Rohana - Rombongan Hanya Nanya-nanya
Diperuntukkan bagi pengunjung yang suka bertanya detail produk harga, warna, fungsi tapi tidak pernah berniat membeli.
Robeli - Rombongan Benar Beli
Menggambarkan kondisi masyarakat yang memang memiliki tujuan ke mall untuk belanja. Di balik kelucuan istilah tersebut, ada sinyal tekanan daya beli. Harga barang konsumsi yang makin tinggi, inflasi tersembunyi seperti shrinkflation, dan tingginya beban hidup di kota besar menjadikan aktivitas belanja bukan lagi prioritas.
Maria Trisna (32), karyawan swasta di Jakarta, mengaku sering jadi Rojali saat akhir pekan. "Kadang ke mal cuma buat lihat-lihat, mencari diskon, atau mencoba tester produk skincare. Tidak selalu beli barang tapi makanan," tuturnya kepada TrenAsia.id pada Jumat, 1 Agustus 2025.
Menurutnya, dengan membiasakan diri melihat-lihat barang, dia jadi lebih terukur dalam mengambil keputusan belanja. "Kalau saya nanya-nanya dulu sebelum beli, ya itu bagian dari riset. Kalau disebut Rohana, ya saya juga akui," tambahnya sambil tertawa.
Maria mengaku, dia adalah tipikal yang selektif untuk membeli suatu barang termasuk di pusat perbelanjaan. Sehingga perlu lebih berpikir dari satu kali untuk bisa memutuskan sebelum membeli. Menurutnya perilaku tersebut sah-sah saja selama tidak mengganggu kenyamanan publik.
Cerita lain datang dari Zulfikar (25) pegawai swasta di Jakarta Pusat mengaku menjaga pola konsumsi diri sendiri. Ia bisa lebih bijak dalam mengelola keuangan. Apalagi di tengah banyaknya godaan diskon, promosi, dan kemudahan paylater. "Saya tipikal yang punya tujuan, jadi bukan ke mal untuk jalan-jalan aja sih," katanya kepada TrenAsia.id.
Ia mengatakan, jika ia bukan tipikal orang yang suka window shopping sehingga mall menjadi opsi terkahir jika barang yang diinginkan tak ada di online.

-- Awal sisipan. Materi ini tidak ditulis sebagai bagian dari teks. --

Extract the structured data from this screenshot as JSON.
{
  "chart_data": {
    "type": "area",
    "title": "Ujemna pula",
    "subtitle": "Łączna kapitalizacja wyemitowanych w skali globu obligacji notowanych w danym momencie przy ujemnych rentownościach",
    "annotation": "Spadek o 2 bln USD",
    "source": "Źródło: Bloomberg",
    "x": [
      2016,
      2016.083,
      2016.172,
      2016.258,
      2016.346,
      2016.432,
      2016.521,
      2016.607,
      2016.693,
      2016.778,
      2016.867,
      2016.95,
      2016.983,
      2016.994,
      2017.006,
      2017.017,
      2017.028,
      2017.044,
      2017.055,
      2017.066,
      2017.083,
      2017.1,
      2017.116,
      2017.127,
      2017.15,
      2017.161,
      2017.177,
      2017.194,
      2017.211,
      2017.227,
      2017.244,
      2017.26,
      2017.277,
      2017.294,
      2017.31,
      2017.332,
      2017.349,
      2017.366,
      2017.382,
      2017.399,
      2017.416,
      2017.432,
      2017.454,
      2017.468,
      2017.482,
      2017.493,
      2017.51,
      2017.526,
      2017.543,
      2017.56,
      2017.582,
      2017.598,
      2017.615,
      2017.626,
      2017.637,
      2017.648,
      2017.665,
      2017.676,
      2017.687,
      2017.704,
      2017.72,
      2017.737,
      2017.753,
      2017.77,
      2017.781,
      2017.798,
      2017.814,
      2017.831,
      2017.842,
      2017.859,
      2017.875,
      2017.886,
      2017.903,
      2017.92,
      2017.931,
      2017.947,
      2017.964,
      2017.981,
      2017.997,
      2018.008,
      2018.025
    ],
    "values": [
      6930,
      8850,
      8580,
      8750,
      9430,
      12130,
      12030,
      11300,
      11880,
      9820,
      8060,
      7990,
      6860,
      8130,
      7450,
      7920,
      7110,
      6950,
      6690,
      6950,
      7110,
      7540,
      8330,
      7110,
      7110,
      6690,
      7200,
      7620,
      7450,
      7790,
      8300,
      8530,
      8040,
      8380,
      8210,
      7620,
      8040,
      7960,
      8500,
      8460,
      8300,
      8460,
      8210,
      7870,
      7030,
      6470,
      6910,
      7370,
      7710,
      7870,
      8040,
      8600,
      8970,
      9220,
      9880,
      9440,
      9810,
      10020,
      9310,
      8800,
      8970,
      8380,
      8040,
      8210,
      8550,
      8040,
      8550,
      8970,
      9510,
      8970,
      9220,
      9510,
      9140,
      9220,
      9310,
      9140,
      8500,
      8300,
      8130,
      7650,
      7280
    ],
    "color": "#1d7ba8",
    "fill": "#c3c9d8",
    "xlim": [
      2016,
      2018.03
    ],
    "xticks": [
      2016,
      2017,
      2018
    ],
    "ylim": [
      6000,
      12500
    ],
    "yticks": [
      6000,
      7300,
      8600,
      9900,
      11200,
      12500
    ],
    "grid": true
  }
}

Cerita dari Maria dan Zulfikar menggambarkan dua sisi dari fenomena konsumsi generasi muda di era urban antara hiburan murah dan kontrol finansial. Di satu sisi, ada yang menjadikan mal sebagai ruang melepas penat sekaligus riset belanja. Di sisi lain, ada yang tetap berbelanja, namun sangat terukur dan tidak impulsif.
Fenomena ini pun memberikan pelajaran bagi pelaku ritel bahwa pola belanja masyarakat telah berubah. Pengalaman, fleksibilitas, dan edukasi menjadi kunci untuk tetap menarik minat konsumen yang makin kritis dan berhitung dalam membelanjakan uangnya.